Regorafenib, an oral multi-targeted receptor tyrosine kinase inhibitor that targets VEGF (thereby affecting cell proliferation and angiogenesis), has been indicated for metastatic colorectal carcinoma. However, it is associated with cardiovascular complications such as hypertension, hemorrhage, thrombosis, and heart failure [2, 10, 13]. Regorafenib was previously reported to be less involved in thrombosis as compared to similar drugs, and has been relatively well-tolerated by patients [13]. However, increased platelet activation, endothelial dysfunction, and dysfunctional nitric oxide metabolism due to VEGF inhibitors result in thrombosis, because VEGF is an important signaling factor for endothelial cell health, which is essential for blood vessel formation and maintenance [10]. Thus, VEGF is important for endothelial cell health and vascular repair in patients undergoing PCI. As a result, VEGF inhibitors, such as regorafenib, might be associated with ST. In our case, it was important to consider a change in the chemotherapeutic regimen before PCI. However, the patient wished to continue regorafenib, because it was an almost final-line treatment for his cancer. Oncology and cardiovascular experts should make every effort to provide optimal medical care while respecting the patients' wishes.

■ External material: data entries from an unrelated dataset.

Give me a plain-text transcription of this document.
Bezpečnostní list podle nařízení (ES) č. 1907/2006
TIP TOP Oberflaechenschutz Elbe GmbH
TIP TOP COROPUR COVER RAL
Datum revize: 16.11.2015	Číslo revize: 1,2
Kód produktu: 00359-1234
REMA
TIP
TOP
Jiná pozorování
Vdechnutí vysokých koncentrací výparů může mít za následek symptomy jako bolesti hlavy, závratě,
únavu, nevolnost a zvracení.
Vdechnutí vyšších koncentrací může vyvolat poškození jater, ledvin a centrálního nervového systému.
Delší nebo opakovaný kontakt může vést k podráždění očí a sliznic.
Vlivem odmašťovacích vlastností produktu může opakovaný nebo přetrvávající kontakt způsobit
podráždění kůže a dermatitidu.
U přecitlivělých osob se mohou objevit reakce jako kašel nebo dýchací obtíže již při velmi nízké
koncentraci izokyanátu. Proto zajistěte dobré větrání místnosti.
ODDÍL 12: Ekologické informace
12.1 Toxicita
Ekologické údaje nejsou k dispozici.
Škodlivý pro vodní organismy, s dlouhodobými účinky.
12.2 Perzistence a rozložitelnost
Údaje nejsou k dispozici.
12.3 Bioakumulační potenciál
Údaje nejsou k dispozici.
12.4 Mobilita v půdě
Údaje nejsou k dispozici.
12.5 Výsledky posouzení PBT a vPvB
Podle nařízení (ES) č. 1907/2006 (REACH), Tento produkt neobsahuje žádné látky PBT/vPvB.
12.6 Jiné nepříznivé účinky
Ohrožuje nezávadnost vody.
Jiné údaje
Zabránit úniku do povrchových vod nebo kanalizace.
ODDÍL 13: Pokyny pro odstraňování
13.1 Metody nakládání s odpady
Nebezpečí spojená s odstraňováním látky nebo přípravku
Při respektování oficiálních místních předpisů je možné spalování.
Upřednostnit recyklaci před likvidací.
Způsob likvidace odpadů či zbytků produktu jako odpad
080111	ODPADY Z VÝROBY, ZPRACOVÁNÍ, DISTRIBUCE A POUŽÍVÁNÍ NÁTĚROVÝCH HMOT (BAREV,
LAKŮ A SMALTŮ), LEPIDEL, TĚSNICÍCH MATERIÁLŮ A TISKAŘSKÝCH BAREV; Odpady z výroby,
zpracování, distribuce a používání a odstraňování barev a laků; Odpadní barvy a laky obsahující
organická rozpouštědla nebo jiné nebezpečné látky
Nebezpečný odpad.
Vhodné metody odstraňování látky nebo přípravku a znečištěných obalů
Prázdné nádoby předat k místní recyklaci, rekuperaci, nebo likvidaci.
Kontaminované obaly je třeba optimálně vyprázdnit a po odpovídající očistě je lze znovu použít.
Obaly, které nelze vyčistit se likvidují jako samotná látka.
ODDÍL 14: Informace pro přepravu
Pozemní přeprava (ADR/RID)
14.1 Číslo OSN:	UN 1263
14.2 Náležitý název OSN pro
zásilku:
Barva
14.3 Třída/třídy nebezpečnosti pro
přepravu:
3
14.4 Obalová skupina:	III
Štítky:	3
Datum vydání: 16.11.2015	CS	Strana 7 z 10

The management of hemodynamically significant CAD in cancer patients, especially those undergoing chemotherapy, has not been fully established. Optimal stent replacement during PCI under intracoronary imaging could reduce the risk of ST, but this may be insufficient. The optimal treatment strategy for cancer patients with CAD, including invasive revascularization, antithrombotic therapy, and chemotherapy, needs to be verified. Future developments in the field of cardio-oncology will need to adapt to changes in the patient population and focus on optimal prevention and surveillance strategies accordingly.